何故なら、他人が触れば、火傷するからだ。
「ちょっと!無視する事無いんじゃない?ねぇ!」
優花里が小姫の肩に触れようとした時、俺は反射的にその手を弾いていた。
「・・・は?」
キレる優花里。
「じ、事情ってモンがあるだろ」
そうだ。優花里は・・・というか俺以外、知らないんじゃないか?小姫の体質なんて。
「私はこの子とやり取りしてんだけど?」
つかコイツもコイツで、警護対象にどうして上から目線なんだよ!
「ごめんなさいね。

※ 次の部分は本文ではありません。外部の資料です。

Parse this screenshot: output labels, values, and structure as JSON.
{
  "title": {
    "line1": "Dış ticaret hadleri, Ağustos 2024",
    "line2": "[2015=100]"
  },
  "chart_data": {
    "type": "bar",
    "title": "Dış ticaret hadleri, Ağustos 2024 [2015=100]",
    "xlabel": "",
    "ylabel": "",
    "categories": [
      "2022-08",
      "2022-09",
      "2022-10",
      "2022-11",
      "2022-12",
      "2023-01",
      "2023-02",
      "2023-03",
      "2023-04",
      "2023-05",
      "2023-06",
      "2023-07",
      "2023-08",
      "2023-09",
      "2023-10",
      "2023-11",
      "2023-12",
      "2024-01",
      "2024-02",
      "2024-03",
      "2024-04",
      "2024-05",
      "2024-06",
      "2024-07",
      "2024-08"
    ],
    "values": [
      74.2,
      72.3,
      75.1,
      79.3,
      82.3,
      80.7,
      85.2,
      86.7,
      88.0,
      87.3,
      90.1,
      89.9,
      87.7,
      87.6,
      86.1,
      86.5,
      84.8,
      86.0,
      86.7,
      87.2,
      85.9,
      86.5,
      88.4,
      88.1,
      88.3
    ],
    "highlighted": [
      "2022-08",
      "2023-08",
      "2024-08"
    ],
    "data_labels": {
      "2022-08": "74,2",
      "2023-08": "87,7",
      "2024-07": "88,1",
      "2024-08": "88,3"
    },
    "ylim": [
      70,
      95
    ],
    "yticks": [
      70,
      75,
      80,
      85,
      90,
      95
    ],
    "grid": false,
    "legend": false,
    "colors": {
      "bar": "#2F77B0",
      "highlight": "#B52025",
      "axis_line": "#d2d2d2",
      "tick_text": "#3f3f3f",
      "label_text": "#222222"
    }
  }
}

潔癖症なの私・・・」
俯き加減で小姫が謝っている。なんだろう、綾波感が凄い!
「私が汚ぇってこと!?」
「ち!違うってば!優花里!」
えっ?みたいな空気が流れた。
やっちまった!呼び捨てしちゃってるよ俺!
「あ?童貞が私のこと呼び捨てすんじゃねーよ」
「どどどどどどどど!!!!!童貞は関係ないだろ!!!!」
焦る俺にクラスが笑い、何とかその場はおさまった。
つーか、小姫の事、喋った方が良いのか?
流石にやり辛いよなぁ・・・
ちなみに俺のあだ名は童貞になった。